The Ministry of Mines and Steel Development, MMSD, said it had reclaimed 37 abandoned mine sites from 2008 to date.
Vivian Okono, the Director, Mines and Environmental Compliance Department, MMSD, disclosed this in an interview with the News Agency of Nigeria on Thursday in Abuja.
Mrs Okono said that the abandoned mine sites were reclaimed due to the hazard they posed to the communities, adding that six more sites would be reclaimed in 2022.
She said that five sites were reclaimed in 2020 and six in 2021.
“Six sites will be reclaimed this year, the beneficiary states are, Osun, Ebonyi, Bauchi, Plateau and Nasarawa states,” she said.
She said that before the 2007 Mineral and Mining Act was enacted, mining activities were being conducted indiscriminately, mine pits were abandoned and they posed high risks to the communities.

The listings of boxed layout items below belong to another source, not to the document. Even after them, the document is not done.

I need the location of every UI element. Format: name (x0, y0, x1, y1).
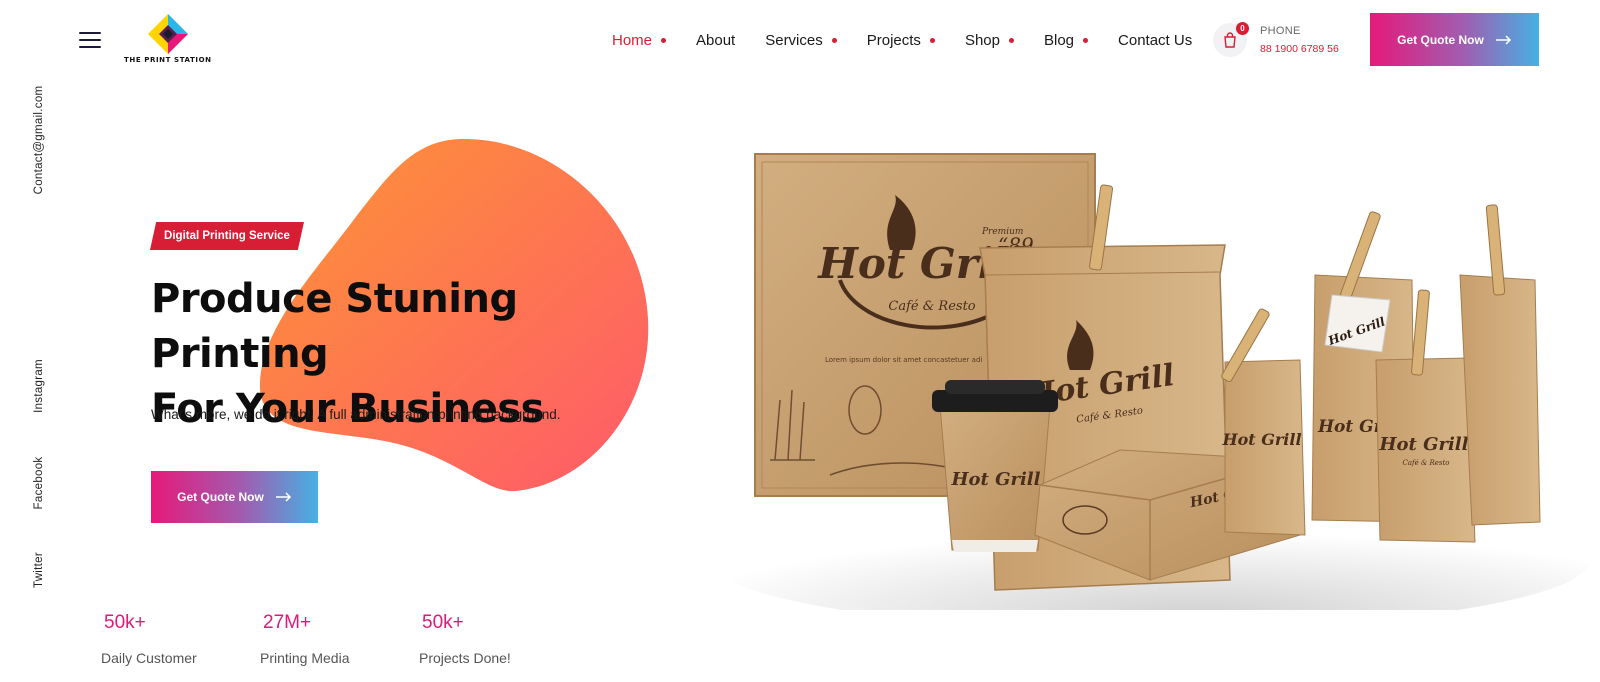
nav-item-shop[interactable]: Shop (965, 32, 1014, 49)
menu-icon[interactable] (79, 32, 101, 48)
nav-item-label: Shop (964, 31, 1000, 49)
nav-item-label: About (696, 31, 736, 49)
stat-label-projects-done: Projects Done! (419, 650, 511, 666)
nav-item-services[interactable]: Services (765, 32, 837, 49)
sidebar-instagram-link[interactable]: Instagram (33, 359, 45, 413)
sidebar-facebook-link[interactable]: Facebook (33, 457, 45, 510)
get-quote-header-label: Get Quote Now (1397, 32, 1484, 47)
nav-item-about[interactable]: About (696, 32, 735, 49)
stat-label-printing-media: Printing Media (260, 650, 350, 666)
nav-item-label: Home (612, 31, 653, 49)
hero-badge: Digital Printing Service (150, 222, 304, 250)
nav-item-label: Services (765, 31, 823, 49)
svg-text:Hot Grill: Hot Grill (951, 469, 1041, 490)
logo[interactable]: THE PRINT STATION (124, 14, 212, 64)
dropdown-dot-icon (831, 37, 837, 43)
get-quote-hero-button[interactable]: Get Quote Now (151, 471, 318, 523)
stat-value-projects-done: 50k+ (422, 612, 464, 633)
paper-bag-back (1459, 204, 1541, 526)
svg-text:Café & Resto: Café & Resto (1403, 459, 1450, 467)
dropdown-dot-icon (1083, 37, 1089, 43)
dropdown-dot-icon (1008, 37, 1014, 43)
svg-text:Hot Grill: Hot Grill (1379, 434, 1469, 455)
arrow-right-icon (1495, 34, 1511, 45)
hero-title-line1: Produce Stuning Printing (151, 276, 518, 377)
cart-button[interactable]: 0 (1213, 22, 1249, 57)
phone-number[interactable]: 88 1900 6789 56 (1260, 43, 1339, 55)
main-nav: Home About Services Projects Shop Blog Contact… (612, 30, 1222, 50)
nav-item-home[interactable]: Home (612, 31, 667, 49)
logo-mark-icon (148, 14, 188, 54)
stat-label-daily-customer: Daily Customer (101, 650, 197, 666)
svg-text:Lorem ipsum dolor sit amet con: Lorem ipsum dolor sit amet concastetuer … (825, 356, 982, 364)
dropdown-dot-icon (929, 37, 935, 43)
hero-product-image: Hot Grill Café & Resto Premium “89 Lorem… (710, 153, 1590, 610)
nav-item-label: Contact Us (1118, 31, 1193, 49)
nav-item-projects[interactable]: Projects (867, 32, 935, 49)
svg-text:Hot Grill: Hot Grill (1221, 430, 1301, 449)
dropdown-dot-icon (661, 37, 667, 43)
nav-item-contact-us[interactable]: Contact Us (1118, 32, 1192, 49)
shopping-bag-icon (1224, 32, 1236, 48)
nav-item-label: Blog (1043, 31, 1075, 49)
nav-item-blog[interactable]: Blog (1043, 31, 1089, 49)
stat-value-daily-customer: 50k+ (104, 612, 146, 633)
stat-value-printing-media: 27M+ (263, 612, 312, 633)
cart-count-badge: 0 (1236, 22, 1249, 35)
sidebar-twitter-link[interactable]: Twitter (33, 552, 45, 588)
svg-text:Café & Resto: Café & Resto (888, 299, 975, 314)
phone-label: PHONE (1260, 25, 1301, 37)
sidebar-email-link[interactable]: Contact@gmail.com (33, 86, 45, 195)
logo-text: THE PRINT STATION (124, 56, 212, 64)
hero-subtitle: What’s more, we do it right! A full admi… (151, 407, 561, 422)
paper-bag-small-1: Hot Grill (1221, 308, 1306, 536)
nav-item-label: Projects (866, 31, 921, 49)
get-quote-hero-label: Get Quote Now (177, 490, 264, 504)
arrow-right-icon (275, 492, 291, 502)
get-quote-header-button[interactable]: Get Quote Now (1370, 13, 1539, 66)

She said that the enactment of the 2007 mineral and mining act stipulated that abandoned mine sites in the country should be reclaimed.
Recall that the abandoned mine sites were generated during the colonial era when there were no laws backing mining operations in Nigeria.

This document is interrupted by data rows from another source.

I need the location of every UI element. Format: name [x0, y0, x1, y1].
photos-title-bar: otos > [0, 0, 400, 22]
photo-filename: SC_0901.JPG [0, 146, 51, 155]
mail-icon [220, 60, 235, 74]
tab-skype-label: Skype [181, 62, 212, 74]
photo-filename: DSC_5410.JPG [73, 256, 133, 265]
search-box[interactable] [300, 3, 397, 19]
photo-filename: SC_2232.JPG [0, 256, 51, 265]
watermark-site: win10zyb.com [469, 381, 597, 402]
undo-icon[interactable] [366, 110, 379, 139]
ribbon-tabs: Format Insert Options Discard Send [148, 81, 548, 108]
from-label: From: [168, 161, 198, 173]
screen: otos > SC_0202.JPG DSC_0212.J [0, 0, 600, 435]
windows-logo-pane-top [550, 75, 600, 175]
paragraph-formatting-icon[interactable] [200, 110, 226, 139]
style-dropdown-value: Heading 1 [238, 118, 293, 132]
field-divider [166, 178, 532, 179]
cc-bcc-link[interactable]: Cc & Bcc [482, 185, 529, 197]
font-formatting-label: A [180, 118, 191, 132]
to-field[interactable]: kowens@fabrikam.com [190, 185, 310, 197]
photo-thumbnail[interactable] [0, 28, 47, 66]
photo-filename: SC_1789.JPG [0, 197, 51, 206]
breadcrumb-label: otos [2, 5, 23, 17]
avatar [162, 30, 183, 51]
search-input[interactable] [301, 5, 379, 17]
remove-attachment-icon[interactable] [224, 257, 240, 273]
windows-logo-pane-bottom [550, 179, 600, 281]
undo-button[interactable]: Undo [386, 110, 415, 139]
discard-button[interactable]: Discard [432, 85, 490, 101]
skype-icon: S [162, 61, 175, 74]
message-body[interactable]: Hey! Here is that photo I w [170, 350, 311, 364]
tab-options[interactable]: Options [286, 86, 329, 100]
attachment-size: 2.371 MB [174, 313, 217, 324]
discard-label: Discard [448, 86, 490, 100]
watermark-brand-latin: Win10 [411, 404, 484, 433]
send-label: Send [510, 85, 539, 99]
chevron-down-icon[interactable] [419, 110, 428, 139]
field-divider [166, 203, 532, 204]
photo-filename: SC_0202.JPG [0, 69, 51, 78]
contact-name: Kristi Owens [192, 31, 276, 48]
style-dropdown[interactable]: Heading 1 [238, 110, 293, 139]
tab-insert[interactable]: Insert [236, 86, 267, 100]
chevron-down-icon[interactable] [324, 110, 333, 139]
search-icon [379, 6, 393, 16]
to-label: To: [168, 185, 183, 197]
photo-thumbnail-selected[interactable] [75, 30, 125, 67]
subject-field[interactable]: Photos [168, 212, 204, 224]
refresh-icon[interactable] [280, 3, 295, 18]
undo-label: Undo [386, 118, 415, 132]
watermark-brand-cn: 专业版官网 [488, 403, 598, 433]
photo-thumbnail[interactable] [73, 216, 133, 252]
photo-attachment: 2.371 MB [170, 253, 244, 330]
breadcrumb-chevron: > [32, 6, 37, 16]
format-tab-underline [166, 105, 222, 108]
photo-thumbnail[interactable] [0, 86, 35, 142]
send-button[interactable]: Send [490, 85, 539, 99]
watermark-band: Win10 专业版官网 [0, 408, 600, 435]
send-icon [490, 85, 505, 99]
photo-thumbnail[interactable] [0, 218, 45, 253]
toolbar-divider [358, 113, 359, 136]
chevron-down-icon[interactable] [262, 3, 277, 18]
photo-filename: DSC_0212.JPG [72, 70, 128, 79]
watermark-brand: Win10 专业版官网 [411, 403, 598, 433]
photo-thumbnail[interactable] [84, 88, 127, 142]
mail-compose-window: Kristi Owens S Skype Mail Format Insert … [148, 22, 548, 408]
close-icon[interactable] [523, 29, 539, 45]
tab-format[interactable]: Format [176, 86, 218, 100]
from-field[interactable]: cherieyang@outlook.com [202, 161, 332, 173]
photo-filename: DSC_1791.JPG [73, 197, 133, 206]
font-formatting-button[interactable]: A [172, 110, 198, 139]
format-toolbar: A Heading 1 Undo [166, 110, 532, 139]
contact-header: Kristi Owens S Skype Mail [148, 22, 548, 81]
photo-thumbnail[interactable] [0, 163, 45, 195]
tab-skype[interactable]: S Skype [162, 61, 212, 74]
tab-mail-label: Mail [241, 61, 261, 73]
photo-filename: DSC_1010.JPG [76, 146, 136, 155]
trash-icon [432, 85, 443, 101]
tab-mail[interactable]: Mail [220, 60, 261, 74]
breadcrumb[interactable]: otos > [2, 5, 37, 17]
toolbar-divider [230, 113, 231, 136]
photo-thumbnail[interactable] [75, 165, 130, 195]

“Before the mineral and mining act was enacted, mining was conducted indiscriminately without any regard for the environment, they mined and left the pits without covering them.
“Section 121 of the act stipulated that abandoned mine sites should be reclaimed.

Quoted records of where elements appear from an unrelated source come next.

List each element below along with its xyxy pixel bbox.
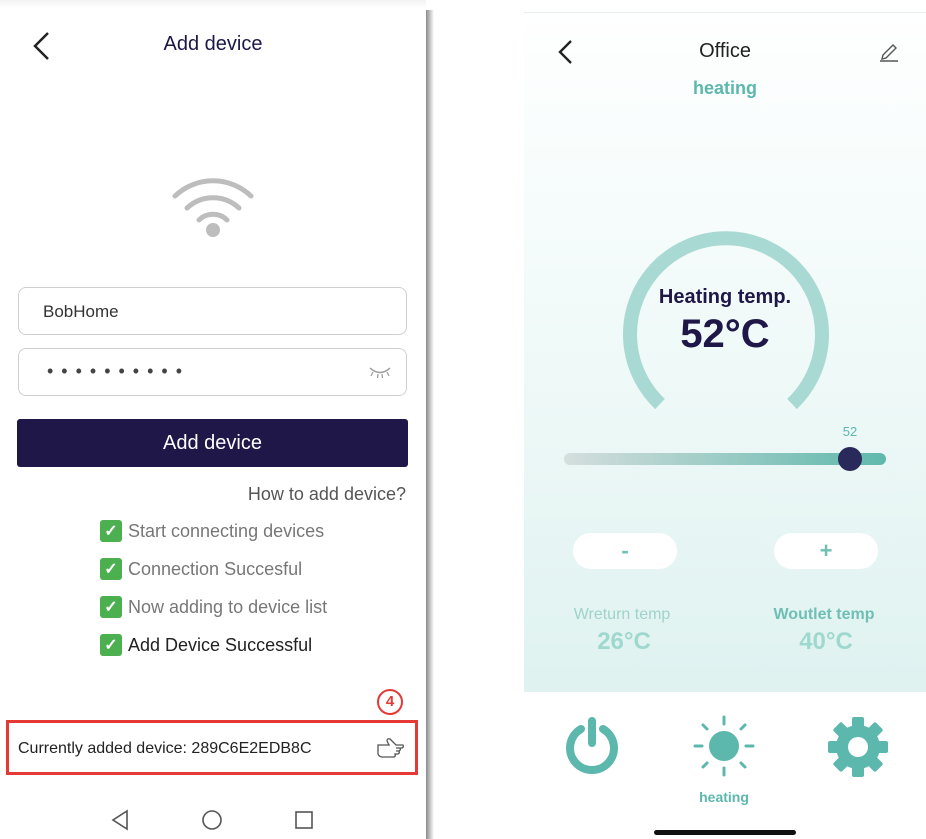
power-icon[interactable] xyxy=(563,717,621,775)
wifi-name-field[interactable]: BobHome xyxy=(18,287,407,335)
step-item: ✓ Start connecting devices xyxy=(100,520,324,542)
step-label: Add Device Successful xyxy=(128,634,313,655)
room-title: Office xyxy=(699,40,751,62)
checkmark-icon: ✓ xyxy=(100,634,122,656)
decrease-button[interactable]: - xyxy=(573,533,677,569)
outlet-temp-value: 40°C xyxy=(799,628,853,655)
step-item: ✓ Connection Succesful xyxy=(100,558,302,580)
screenshot-root: Add device BobHome •••••••••• Add device… xyxy=(0,0,926,839)
step-label: Start connecting devices xyxy=(128,520,325,541)
return-temp-label: Wreturn temp xyxy=(573,606,671,623)
nav-back-icon[interactable] xyxy=(110,809,130,831)
edit-pencil-icon[interactable] xyxy=(878,40,900,62)
pointing-hand-icon xyxy=(377,738,404,758)
wifi-icon xyxy=(172,178,254,237)
mode-status: heating xyxy=(692,78,757,98)
step-item: ✓ Now adding to device list xyxy=(100,596,327,618)
step-number-badge: 4 xyxy=(377,689,403,715)
slider-handle[interactable] xyxy=(838,447,862,471)
outlet-temp-label: Woutlet temp xyxy=(773,606,875,623)
top-edge xyxy=(0,0,426,8)
gauge-label: Heating temp. xyxy=(658,286,792,308)
step-label: Now adding to device list xyxy=(128,596,328,617)
checkmark-icon: ✓ xyxy=(100,520,122,542)
gauge-value: 52°C xyxy=(680,312,770,356)
checkmark-icon: ✓ xyxy=(100,558,122,580)
nav-recent-icon[interactable] xyxy=(293,809,315,831)
current-device-box: Currently added device: 289C6E2EDB8C xyxy=(6,720,418,775)
nav-home-icon[interactable] xyxy=(200,809,224,831)
mode-tab-label: heating xyxy=(699,789,749,805)
add-device-button[interactable]: Add device xyxy=(17,419,408,467)
password-field[interactable]: •••••••••• xyxy=(18,348,407,396)
heating-sun-icon[interactable] xyxy=(692,714,756,778)
thermostat-screen: Office heating Heating temp. 52°C 52 - +… xyxy=(524,0,926,839)
wifi-name-value: BobHome xyxy=(43,302,119,321)
top-divider xyxy=(524,12,926,13)
return-temp-value: 26°C xyxy=(597,628,651,655)
step-label: Connection Succesful xyxy=(128,558,303,579)
panel-shadow xyxy=(426,10,434,839)
password-mask: •••••••••• xyxy=(47,361,191,381)
step-item: ✓ Add Device Successful xyxy=(100,634,312,656)
add-device-screen: Add device BobHome •••••••••• Add device… xyxy=(0,0,426,839)
current-device-text: Currently added device: 289C6E2EDB8C xyxy=(18,740,312,757)
slider-value: 52 xyxy=(842,424,858,439)
hidden-eye-icon[interactable] xyxy=(368,365,392,379)
settings-gear-icon[interactable] xyxy=(826,715,890,779)
page-title: Add device xyxy=(163,33,263,55)
how-to-add-link[interactable]: How to add device? xyxy=(248,484,406,505)
checkmark-icon: ✓ xyxy=(100,596,122,618)
increase-button[interactable]: + xyxy=(774,533,878,569)
home-indicator[interactable] xyxy=(654,830,796,835)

“It emphasised that every mining titleholder must set aside five per cent of the total cost of its investment for reclamation in case he failed to reclaim the site after mining.
“The five per cent is domiciled with the CBN, the ministry collects the money to reclaim the site but in case the mining investor reclaims the site after its mining activity is completed, then he gets the money back,” Mrs Okono said.
She said that the department would commence sensitisation on water pollution, as some villagers collected water from the abandoned mine pit for cooking, drinking and irrigating their fruits and vegetables.
“Water from the abandoned mine pits have heavy metals such as iron, lead, mercury and using the water for consumption and irrigation can pose dangers to their health.
“We take sample of the water and even the sand around the abandoned mine sites to the laboratory for analysis.
“In case we discover heavy metals and the soil is also contaminated from the analysis result, we sensitise the villagers on the hazard.
“We have done many sensitisation in the affected states and we will continue to sensitise them,” she said.